ISPM19

Studies by X. Yao et al and S. Perinel et al suggest that HCQ can prevent the acidification of intracellular organelles, inhibit lysosomal release of viral genome and interfere with the glycosylation of the angiotensin-converting enzyme-2 (ACE2) receptor on the host cell, reducing the binding efficiency between the receptor and spike protein on the surface of the coronavirus and thereby reducing the chances of COVID-19 infection and replication. Therefore, on the molecular and cellular levels, HCQ has been shown to achieve antiviral activity against SARS-CoV-2, the strain of coronavirus that causes COVID-19. A study by Fan et al, a pharmacokinetics review team from the US Food and Drug Administration (FDA), emphasized the importance of translating in vitro antiviral activity to appropriate clinical dosing regimens and concluded that “antiviral effect against SARS-Cov-2 [is] not likely achievable with a safe oral dosing regimen” of HCQ due to dose confinement by potential cardiotoxicity. The FDA revoked emergency use authorization for HCQ, and recent clinical trials studying orally administered HCQ, such as SOLIDARITY and RECOVERY, which proposed the highest dosing regimen of 1600mg on day 1 and 800mg the next 9 days, were halted. Fan et al suggested that “a strategy to increase the drug exposure at the site of action (e.g., through targeted delivery) while minimizing the systemic exposure may be desirable.”

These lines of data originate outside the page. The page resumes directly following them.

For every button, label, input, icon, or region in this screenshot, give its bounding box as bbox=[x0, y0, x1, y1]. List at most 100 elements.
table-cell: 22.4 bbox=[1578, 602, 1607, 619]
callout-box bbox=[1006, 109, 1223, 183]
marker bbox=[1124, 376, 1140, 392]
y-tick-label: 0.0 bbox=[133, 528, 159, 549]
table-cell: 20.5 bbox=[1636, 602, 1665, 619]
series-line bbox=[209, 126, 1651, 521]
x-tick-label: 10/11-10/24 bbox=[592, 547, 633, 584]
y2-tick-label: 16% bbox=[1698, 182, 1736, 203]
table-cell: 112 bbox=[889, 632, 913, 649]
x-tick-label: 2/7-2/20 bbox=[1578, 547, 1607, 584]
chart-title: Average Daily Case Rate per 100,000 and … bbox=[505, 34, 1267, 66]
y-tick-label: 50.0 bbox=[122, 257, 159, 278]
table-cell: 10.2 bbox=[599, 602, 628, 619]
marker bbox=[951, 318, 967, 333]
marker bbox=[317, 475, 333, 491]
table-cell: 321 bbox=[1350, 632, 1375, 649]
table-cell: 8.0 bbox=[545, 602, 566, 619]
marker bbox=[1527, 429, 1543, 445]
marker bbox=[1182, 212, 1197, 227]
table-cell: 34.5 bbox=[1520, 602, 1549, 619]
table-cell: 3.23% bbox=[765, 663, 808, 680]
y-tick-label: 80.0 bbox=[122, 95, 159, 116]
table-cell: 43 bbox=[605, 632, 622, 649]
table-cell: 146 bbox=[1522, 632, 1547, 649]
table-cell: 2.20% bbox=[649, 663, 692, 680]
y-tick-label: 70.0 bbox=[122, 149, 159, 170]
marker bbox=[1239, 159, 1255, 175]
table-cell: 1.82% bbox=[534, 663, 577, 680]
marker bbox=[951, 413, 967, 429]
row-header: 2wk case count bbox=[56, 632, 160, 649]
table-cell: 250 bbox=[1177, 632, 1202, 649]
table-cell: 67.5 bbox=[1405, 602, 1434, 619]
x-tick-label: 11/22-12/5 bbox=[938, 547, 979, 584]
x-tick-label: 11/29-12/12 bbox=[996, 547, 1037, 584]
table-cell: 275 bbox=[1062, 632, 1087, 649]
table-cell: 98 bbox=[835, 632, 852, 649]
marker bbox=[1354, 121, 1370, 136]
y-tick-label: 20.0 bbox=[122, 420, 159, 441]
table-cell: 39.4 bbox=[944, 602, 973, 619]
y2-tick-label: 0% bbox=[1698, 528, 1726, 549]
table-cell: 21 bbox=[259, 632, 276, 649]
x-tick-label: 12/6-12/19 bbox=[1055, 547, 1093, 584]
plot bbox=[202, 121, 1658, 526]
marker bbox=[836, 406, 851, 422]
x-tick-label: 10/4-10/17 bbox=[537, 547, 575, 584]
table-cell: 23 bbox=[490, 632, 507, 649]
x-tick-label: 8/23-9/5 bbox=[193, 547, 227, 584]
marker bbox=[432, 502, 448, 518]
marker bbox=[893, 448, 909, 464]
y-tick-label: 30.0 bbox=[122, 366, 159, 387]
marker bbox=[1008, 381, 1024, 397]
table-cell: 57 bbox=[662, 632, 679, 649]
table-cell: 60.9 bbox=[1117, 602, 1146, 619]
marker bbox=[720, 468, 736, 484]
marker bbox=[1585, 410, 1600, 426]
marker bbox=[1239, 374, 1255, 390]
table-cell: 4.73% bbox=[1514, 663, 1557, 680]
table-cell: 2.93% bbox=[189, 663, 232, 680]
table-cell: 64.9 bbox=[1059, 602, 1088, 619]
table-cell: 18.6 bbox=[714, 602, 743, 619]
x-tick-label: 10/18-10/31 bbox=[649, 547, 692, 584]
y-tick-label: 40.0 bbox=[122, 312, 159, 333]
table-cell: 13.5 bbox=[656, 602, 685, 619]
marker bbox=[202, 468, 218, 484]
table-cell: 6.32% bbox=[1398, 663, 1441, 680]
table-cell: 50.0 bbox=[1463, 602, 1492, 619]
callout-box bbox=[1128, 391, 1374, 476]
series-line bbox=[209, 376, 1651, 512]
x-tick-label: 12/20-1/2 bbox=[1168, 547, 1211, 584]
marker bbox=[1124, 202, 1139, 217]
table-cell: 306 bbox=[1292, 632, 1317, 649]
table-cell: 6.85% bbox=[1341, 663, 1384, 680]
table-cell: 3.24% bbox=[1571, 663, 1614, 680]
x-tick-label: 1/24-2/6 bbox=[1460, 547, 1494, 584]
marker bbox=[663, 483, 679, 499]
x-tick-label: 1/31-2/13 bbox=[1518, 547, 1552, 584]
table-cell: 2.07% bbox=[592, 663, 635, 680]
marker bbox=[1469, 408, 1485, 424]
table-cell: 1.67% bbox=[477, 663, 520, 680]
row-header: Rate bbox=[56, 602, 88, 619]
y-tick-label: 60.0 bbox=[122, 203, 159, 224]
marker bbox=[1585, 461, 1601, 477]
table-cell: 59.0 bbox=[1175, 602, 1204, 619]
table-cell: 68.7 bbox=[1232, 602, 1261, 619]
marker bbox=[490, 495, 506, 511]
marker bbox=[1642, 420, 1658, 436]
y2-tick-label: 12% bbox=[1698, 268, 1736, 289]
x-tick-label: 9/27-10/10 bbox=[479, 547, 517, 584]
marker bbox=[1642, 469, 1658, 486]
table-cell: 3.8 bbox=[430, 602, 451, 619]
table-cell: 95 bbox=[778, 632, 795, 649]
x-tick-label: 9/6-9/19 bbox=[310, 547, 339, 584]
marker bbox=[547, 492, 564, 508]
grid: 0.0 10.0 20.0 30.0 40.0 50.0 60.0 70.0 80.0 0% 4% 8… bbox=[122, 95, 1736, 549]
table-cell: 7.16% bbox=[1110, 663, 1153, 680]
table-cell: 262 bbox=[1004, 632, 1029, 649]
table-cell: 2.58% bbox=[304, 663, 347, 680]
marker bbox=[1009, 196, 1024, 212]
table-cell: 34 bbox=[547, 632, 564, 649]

ISPM19 utilizes proprietary liposome technology to encapsulate ~1/100 of the oral HCQ dose into an inhalable formulation for direct deposit into the airways and lungs. A recent manuscript showed that, at equivalent doses, inhalable liposomal HCQ achieved increased exposure (~30-fold) and half-life (~2.5-fold) in the lungs than oral HCQ. Thus, ISPM19 can achieve antiviral effect with a miniscule dose compared to orally administered HCQ while lowering blood and heart exposure, giving ISPM19 the potential to treat COVID-19.